Pages: 1 2
Larrabee 1 Defers Graphics, Bins Rendering
Several years ago, Intel saw the coming convergence of latency optimized processors (i.e. CPUs) and throughput optimized processors (i.e. GPUs) and embarked down the path of developing their own high performance discrete GPU – codenamed Larrabee. Larrabee’s architecture has been disclosed previously at both Hot Chips and Intel’s Developer Forum; it uses a two-issue in-order x86 core, reminiscent of the P54C, with one pipeline dedicated for a 512-bit wide vector unit that executes the new Larrabee instructions. A group of 16 cores sits on a coherent ring bus, and multiple ring busses may be used for higher core counts (32 cores for the first implementation – Larrabee 1). Unlike GPUs from ATI and Nvidia, Larrabee (the architecture) is fully cache coherent, supports the basic x86 instruction set and has no dedicated hardware for rasterization, instead using a software layer that is part of the driver.
The first generation of Larrabee was to be manufactured on Intel’s 45nm high performance process and productized as a high-end discrete graphics card. We have recently learned that the graphics products based on Larrabee 1 have been cancelled. The first generation will instead be used as a software development vehicle for ISVs and the high performance computing (HPC) community. Intel has not laid off any staff and is continuing development for the Larrabee architecture and product families – although those plans will not be discussed till next year.
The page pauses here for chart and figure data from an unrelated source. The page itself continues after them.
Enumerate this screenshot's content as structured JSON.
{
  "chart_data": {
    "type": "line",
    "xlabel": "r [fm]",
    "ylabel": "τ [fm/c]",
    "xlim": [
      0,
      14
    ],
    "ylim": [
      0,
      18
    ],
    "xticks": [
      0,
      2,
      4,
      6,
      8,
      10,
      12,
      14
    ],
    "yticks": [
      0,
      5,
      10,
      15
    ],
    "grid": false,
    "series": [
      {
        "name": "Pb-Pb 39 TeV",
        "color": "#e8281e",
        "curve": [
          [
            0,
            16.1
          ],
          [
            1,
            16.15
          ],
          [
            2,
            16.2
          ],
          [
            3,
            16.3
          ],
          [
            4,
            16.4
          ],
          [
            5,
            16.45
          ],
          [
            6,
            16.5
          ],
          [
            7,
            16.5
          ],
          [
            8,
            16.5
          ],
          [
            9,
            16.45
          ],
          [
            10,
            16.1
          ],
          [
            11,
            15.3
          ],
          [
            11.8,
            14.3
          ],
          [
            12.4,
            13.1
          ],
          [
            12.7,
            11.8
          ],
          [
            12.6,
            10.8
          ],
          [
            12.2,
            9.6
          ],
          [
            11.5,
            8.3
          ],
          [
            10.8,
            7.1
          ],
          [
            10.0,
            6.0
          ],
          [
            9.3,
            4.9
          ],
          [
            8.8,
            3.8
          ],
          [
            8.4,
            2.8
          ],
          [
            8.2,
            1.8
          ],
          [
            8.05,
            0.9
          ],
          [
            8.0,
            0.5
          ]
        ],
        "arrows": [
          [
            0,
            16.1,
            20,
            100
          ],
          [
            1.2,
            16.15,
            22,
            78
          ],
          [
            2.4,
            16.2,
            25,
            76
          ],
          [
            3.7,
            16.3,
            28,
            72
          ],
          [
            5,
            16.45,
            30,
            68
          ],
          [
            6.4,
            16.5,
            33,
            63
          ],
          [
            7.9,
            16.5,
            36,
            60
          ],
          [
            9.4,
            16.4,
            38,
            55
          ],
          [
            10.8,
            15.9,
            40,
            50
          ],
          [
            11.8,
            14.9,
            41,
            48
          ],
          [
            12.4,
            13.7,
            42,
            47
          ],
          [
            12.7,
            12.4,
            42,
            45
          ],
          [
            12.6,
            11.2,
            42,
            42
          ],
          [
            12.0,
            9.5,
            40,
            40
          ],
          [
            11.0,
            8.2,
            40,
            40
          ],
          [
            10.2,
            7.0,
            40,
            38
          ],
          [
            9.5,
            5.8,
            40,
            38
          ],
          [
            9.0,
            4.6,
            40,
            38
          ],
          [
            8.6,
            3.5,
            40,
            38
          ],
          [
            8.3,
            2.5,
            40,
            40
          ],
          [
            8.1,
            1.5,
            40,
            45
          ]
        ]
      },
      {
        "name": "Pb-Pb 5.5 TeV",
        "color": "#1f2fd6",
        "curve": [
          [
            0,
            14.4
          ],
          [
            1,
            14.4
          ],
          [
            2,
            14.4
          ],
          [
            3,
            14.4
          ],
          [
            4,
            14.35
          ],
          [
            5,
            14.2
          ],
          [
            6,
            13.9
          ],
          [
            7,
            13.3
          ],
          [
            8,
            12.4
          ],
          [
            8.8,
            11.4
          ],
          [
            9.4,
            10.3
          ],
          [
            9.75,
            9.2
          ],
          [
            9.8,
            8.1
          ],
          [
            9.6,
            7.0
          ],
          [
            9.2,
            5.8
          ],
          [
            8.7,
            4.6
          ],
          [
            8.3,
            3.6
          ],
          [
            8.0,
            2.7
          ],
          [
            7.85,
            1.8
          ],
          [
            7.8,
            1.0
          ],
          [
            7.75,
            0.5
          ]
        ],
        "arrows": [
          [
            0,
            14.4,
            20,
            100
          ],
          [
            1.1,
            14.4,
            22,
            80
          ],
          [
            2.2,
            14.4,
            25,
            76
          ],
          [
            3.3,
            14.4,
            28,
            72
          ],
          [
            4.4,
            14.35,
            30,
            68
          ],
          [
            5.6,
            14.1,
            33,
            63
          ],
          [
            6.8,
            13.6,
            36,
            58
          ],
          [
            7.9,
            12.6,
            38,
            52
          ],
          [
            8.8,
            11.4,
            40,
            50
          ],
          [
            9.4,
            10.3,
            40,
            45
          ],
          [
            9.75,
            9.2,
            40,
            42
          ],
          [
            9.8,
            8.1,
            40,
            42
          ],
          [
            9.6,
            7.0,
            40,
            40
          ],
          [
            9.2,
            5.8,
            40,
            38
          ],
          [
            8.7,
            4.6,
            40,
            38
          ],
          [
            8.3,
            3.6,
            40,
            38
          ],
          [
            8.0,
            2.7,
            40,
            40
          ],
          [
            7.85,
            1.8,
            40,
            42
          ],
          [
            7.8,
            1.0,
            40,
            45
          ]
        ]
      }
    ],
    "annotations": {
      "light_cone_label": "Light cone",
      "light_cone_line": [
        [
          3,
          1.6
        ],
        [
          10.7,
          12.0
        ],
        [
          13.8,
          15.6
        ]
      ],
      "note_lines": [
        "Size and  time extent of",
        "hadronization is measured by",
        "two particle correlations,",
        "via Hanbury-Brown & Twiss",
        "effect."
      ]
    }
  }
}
Reading between the lines, the rationale for canceling graphics cards based on Larrabee 1 is primarily performance, time to market and the competition. Intel will not enter a new market with an uncompetitive product. To be competitive in graphics, the performance for the combined hardware and software stack would need to be in-line with contemporary ATI and Nvidia discrete GPUs. The time to market plays a big role by determining what the contemporary GPUs from Nvidia and ATI will be – delays are quite an issue. Moore’s Law says you get about twice the area every 18 months due to a process shrink, and for GPUs, that translates directly into performance. Conceptually, every month of delays is equivalent to losing 3.9% performance.
A Soft and Complex Problem
Larrabee had quite a few challenges – I’ve said for a while that if they were able to hit within 20-30% of the performance of Nvidia or ATI, it would have been a tremendous accomplishment. It was Intel’s first high performance GPU in a long time, and Intel did not have the same degree of homegrown talent in graphics that Nvidia or ATI do. Finding that talent is not impossible, but it does not happen overnight and it not easy to get a new design team executing at 100%. The hardware is cache coherent and at a scale that Intel has not attempted before – 32 cores, when the largest product from Intel is the 8 core Nehalem EX. Last, the software stack is incredibly complex – and since Larrabee does not have dedicated hardware for rasterization, the drivers are even more important than for ATI or Nvidia. Unlike the existing players, Intel does not have a decade of experience developing high performance drivers for DirectX and OpenGL.
By all reports, the hardware for Larrabee 1 is in relatively good shape – especially for the first generation of a new architecture. The graphics drivers and software stack is likely to be the limiting factor that lead to the cancellation of Larrabee 1 graphics products. Larrabee 1 hardware had been delayed a bit, and hardware delays on a new architecture always translated into delays for software – in this case the delays for the software were larger than for the hardware. Factoring in the delays and performance for the graphics drivers, Larrabee 1 was just not competitive with the graphics offerings from ATI and Nvidia. This would have meant low prices on a huge chip, an undesirable combination for sure.
Another factor that suggests difficulties on the software side is the fact that Intel will be releasing Larrabee 1 as a development vehicle for the HPC community, which does not need a graphics driver or software rasterizer. HPC applications obviously need compilers, performance tuning utilities and so forth, but those are much simpler to develop and can leverage Intel’s existing software resources (e.g. ICC and VTune).